Schloss Wilhelminenberg, an imperial palace from the early 20th century, dominates the cityward shoulder of the hill. It faces the Konrad Lorenz Institute for Ethology, now managed by the Austrian Academy of Sciences. The founder of ethology, Irenäus Eibl-Eibesfeldt worked here as a research associate from 1946 to 1948 when it was still the private Biological Station Wilhelminenberg. Immediately next to it is the Research Institute for Wildlife Ecology which belongs to the University of Veterinary Medicine Vienna. Further to the South and downhill are the Kuffner observatory which offers the public opportunities for stargazing; and where the hill rolls eastward into the basin of Vienna one finds the Wilhelminenspital, one of Vienna's major hospitals. Also of note is the Liebhartstaler Bockkeller, originally a restaurant in the vicinity of Ottakring's cemetery (which in itself is a remarkable feature of the Gallitzinberg slope) and today a home to a congregation dedicated to Viennese traditional music.

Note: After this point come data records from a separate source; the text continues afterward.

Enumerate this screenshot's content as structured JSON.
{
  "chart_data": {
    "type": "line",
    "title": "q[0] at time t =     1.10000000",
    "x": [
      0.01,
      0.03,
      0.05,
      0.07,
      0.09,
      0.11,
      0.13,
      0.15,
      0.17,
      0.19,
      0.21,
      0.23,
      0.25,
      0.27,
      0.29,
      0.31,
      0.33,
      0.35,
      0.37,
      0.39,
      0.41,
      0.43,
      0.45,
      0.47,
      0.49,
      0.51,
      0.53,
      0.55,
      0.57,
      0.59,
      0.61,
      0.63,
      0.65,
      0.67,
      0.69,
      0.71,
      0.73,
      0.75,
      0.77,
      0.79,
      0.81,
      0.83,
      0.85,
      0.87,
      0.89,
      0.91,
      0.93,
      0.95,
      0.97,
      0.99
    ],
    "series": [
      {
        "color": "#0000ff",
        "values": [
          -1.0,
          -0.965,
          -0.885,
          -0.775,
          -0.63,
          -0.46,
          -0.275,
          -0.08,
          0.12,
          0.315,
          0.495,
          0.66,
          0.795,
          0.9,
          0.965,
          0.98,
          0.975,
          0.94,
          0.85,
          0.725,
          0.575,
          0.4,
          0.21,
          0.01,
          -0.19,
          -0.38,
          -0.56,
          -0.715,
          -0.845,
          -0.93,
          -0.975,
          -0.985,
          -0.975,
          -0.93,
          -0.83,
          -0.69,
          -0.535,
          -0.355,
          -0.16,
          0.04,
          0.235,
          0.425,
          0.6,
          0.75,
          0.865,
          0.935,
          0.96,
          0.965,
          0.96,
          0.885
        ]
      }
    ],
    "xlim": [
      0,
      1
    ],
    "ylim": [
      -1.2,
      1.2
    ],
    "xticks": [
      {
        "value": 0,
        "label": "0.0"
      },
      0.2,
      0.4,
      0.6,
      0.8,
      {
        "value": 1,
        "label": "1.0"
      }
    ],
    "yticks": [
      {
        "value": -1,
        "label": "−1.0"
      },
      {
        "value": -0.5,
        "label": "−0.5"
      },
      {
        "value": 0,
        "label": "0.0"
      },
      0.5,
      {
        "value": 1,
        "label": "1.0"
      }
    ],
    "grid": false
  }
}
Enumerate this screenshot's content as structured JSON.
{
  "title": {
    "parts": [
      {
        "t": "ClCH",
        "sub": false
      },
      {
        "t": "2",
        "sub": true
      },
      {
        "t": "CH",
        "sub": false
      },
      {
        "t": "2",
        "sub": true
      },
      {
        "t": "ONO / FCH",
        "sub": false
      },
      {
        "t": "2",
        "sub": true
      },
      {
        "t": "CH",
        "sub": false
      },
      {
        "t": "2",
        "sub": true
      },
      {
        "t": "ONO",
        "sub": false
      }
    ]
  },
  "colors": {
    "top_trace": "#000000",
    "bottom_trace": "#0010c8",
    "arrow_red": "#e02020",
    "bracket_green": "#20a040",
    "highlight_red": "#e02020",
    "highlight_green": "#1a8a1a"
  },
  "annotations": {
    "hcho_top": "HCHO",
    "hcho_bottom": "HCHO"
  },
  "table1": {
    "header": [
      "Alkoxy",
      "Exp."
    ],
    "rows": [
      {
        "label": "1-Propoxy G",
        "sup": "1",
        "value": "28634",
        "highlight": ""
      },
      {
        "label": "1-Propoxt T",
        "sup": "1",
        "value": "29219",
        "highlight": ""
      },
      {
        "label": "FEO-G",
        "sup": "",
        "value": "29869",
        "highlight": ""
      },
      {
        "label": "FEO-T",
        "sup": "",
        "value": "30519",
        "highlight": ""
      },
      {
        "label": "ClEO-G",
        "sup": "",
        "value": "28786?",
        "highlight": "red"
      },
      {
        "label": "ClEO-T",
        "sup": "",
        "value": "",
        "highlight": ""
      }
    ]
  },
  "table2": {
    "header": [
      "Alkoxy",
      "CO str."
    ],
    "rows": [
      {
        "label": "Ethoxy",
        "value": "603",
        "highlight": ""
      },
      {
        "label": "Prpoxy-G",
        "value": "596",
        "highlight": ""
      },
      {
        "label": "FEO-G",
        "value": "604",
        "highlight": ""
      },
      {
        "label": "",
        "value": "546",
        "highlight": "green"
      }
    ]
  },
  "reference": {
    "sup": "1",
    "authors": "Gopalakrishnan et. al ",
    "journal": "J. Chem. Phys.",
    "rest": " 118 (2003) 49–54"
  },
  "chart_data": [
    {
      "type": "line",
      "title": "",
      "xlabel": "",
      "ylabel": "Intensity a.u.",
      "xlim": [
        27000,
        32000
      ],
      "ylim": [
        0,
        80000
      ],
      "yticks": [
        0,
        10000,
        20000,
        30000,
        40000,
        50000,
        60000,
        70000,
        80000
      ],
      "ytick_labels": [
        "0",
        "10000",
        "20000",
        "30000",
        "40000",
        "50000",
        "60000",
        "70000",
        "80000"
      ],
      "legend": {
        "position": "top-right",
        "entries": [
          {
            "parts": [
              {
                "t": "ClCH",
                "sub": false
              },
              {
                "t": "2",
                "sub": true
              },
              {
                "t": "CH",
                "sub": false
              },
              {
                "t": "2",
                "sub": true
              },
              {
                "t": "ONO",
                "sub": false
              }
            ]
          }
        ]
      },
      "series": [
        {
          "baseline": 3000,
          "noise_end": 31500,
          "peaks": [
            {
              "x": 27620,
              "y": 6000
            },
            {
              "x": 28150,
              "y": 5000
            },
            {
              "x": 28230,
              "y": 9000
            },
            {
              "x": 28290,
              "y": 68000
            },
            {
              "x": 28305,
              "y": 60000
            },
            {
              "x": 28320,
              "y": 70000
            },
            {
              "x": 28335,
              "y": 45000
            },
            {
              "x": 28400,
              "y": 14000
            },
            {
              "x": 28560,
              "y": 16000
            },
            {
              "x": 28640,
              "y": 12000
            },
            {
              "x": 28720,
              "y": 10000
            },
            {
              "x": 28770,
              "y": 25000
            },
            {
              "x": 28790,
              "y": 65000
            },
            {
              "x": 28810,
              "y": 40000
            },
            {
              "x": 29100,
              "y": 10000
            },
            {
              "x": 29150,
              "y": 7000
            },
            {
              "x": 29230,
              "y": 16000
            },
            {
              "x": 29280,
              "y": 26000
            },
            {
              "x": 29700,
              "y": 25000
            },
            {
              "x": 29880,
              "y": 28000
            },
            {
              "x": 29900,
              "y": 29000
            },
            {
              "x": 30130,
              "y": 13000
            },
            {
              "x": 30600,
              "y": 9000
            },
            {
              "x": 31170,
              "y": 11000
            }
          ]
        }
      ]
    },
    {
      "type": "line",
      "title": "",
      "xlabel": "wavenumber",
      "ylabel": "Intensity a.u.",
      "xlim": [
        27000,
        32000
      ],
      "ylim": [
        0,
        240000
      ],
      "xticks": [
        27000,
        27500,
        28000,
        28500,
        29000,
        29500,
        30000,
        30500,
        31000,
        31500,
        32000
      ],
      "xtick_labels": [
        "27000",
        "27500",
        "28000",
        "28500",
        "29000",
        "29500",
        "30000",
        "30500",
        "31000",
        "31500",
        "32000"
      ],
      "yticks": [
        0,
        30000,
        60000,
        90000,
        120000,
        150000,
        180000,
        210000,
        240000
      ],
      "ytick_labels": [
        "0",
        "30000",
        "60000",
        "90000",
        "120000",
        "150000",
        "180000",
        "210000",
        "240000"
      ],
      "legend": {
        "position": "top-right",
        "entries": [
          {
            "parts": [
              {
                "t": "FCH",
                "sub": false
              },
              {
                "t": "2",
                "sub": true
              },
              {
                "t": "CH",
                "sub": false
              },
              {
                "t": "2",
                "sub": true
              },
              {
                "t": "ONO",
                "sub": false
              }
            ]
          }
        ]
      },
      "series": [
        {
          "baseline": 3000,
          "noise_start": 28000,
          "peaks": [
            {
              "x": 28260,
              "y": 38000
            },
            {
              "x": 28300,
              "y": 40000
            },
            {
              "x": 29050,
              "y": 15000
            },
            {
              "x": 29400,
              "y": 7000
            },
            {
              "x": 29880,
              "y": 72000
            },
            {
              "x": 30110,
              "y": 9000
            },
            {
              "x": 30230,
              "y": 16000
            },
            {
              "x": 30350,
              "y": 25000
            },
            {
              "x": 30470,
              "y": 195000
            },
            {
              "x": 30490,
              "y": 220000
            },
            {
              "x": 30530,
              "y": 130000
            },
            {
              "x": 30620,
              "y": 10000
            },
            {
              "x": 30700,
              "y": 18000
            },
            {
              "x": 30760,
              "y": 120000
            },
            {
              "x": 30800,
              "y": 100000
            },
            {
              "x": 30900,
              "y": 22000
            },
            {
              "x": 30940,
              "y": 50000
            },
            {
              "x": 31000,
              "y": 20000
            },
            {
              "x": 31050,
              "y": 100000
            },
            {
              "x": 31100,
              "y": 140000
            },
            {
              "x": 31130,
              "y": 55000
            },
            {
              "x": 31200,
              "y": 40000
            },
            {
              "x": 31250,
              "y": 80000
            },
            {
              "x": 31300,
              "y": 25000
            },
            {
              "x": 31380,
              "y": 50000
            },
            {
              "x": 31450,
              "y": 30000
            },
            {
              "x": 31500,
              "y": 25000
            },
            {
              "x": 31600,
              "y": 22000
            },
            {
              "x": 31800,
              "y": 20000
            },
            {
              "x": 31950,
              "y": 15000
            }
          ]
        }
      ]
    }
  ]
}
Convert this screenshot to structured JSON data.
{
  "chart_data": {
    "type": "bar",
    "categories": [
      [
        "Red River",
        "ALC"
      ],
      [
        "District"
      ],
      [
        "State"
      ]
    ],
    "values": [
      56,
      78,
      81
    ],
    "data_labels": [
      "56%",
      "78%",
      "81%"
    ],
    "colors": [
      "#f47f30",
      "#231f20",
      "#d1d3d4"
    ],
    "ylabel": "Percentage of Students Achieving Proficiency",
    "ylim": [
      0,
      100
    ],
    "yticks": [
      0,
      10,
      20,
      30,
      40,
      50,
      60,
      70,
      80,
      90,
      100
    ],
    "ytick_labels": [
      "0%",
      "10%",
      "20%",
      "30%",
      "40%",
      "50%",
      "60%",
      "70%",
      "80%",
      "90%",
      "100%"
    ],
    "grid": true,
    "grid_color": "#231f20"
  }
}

At the summit of the Gallitzinberg is an observation tower which in 1956 replaced an older steel construction that had been erected in 1899 in commemoration of the 50th anniversary of emperor Franz Joseph I's ascendancy to the Austrian throne. Therefore, the present tower is still colloquially known as the Jubiläumswarte (“jubilee tower”). Its topmost platform, 31 meters above ground, offers a panorama of Vienna. On very clear days one can see for more than 60 kilometers, to the Slovak Little Carpathians beyond the city in the East, and to the Schneeberg, Lower Austria's highest mountain, in the South. Next to the tower it is a small facility dedicated to the education of Vienna's schoolchildren in the fundamentals of forest biology. Also in the immediate vicinity, but with few remains visible above ground, is the legacy of the Gaugefechtsstand Wien, a Wehrmacht command and control bunker which during the later years of World War II coordinated air alarms and aerial defense for Vienna and its surroundings.